Im Gegensatz zu früheren Studien zum CO2-Ausstoß im Sporttourismus, die eher deskriptiver Natur sind, zeichnet sich Wickers Studie durch einen analytischen Charakter aus. Sie soll damit einen wichtigen Beitrag zur Zukunftsdebatte des Wintersports in Zeiten des Klimawandels leisten. Während die globale Erwärmung den Schneemangel in Wintersportorten verstärkt, geben Wickers Ergebnisse Aufschluss über das Emissionslevel, das gerade die Menschen verursachen, die in eben diese Wintersportorte reisen. Ein Teufelskreis, denn: Aktive Schneesporttouristen, die sich selbst als umweltbewusst bezeichnen, verursachen nicht signifikant weniger Treibhausgase.

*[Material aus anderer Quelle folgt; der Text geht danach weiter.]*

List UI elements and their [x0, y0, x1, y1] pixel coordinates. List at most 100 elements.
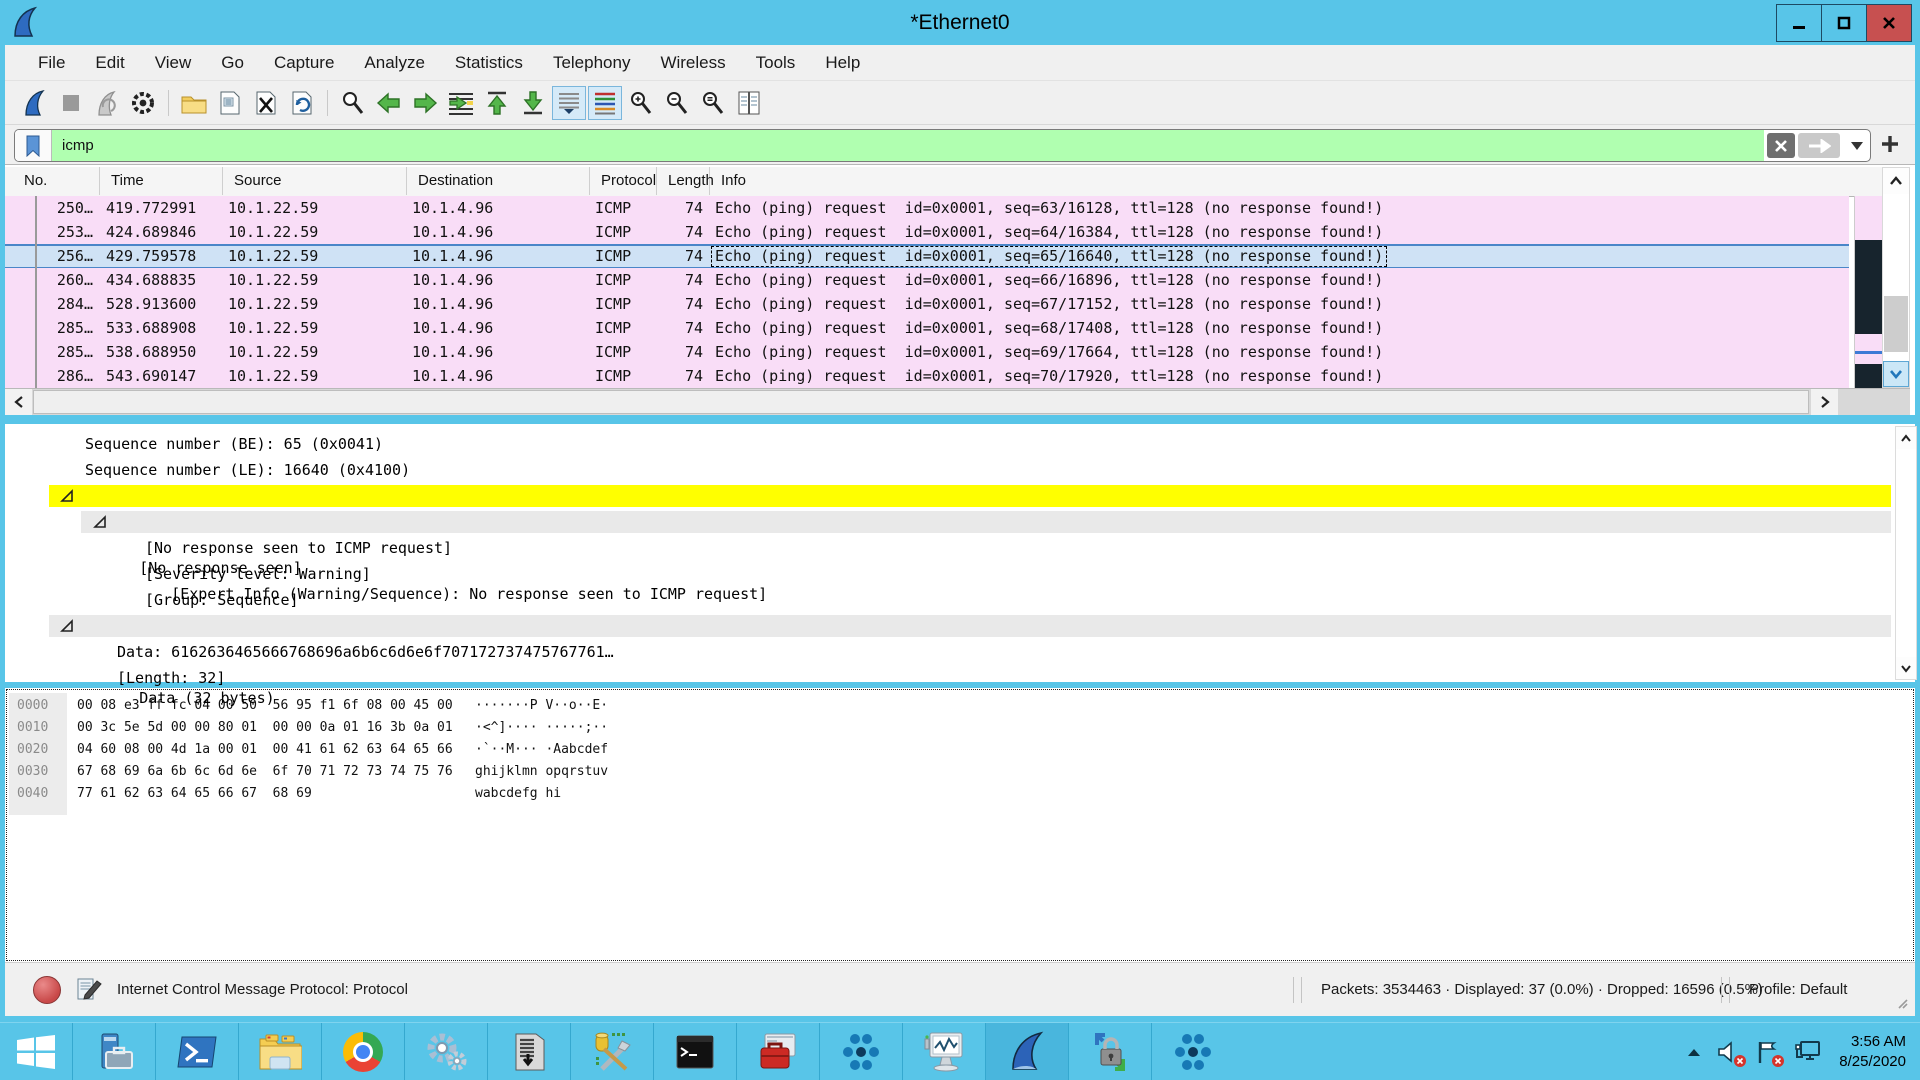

„Die Ergebnisse sollen Denkanstöße für Politik, Tourismusbranche und Schneesporttouristen geben“, sagt Wicker. „Der Zusammenhang zwischen den Umwelteinstellungen und dem umweltbewussten Verhalten von Menschen legt nahe, dass Mittel gefunden werden müssen, die diese ‚Environmental Value-Action Gap‘ überbrücken und ‚High-Cost Situations‘ in ‚Low-Cost Situations‘ umwandeln. Hier sind zum Beispiel Tourismusagenturen, Wintersportorte, Sportmanager und auch die Touristen selbst gefragt“, konstatiert Wicker. Es müssten Anreize für eine möglichst umweltfreundliche Anreise in den Winterurlaub geschaffen werden, und diese Anreize müssten entsprechend kommuniziert werden. Zudem sollten Touristen für die klimatischen Auswirkungen ihres eigenen Reiseverhaltens stärker sensibilisiert werden, weil gerade ihr Sport vom Klimawandel und der globalen Erwärmung betroffen ist.

1 Die Autorin möchte sich bei Herrn Philippe Opigez für die Unterstützung bei der Datenerhebung und -aufbereitung bedanke.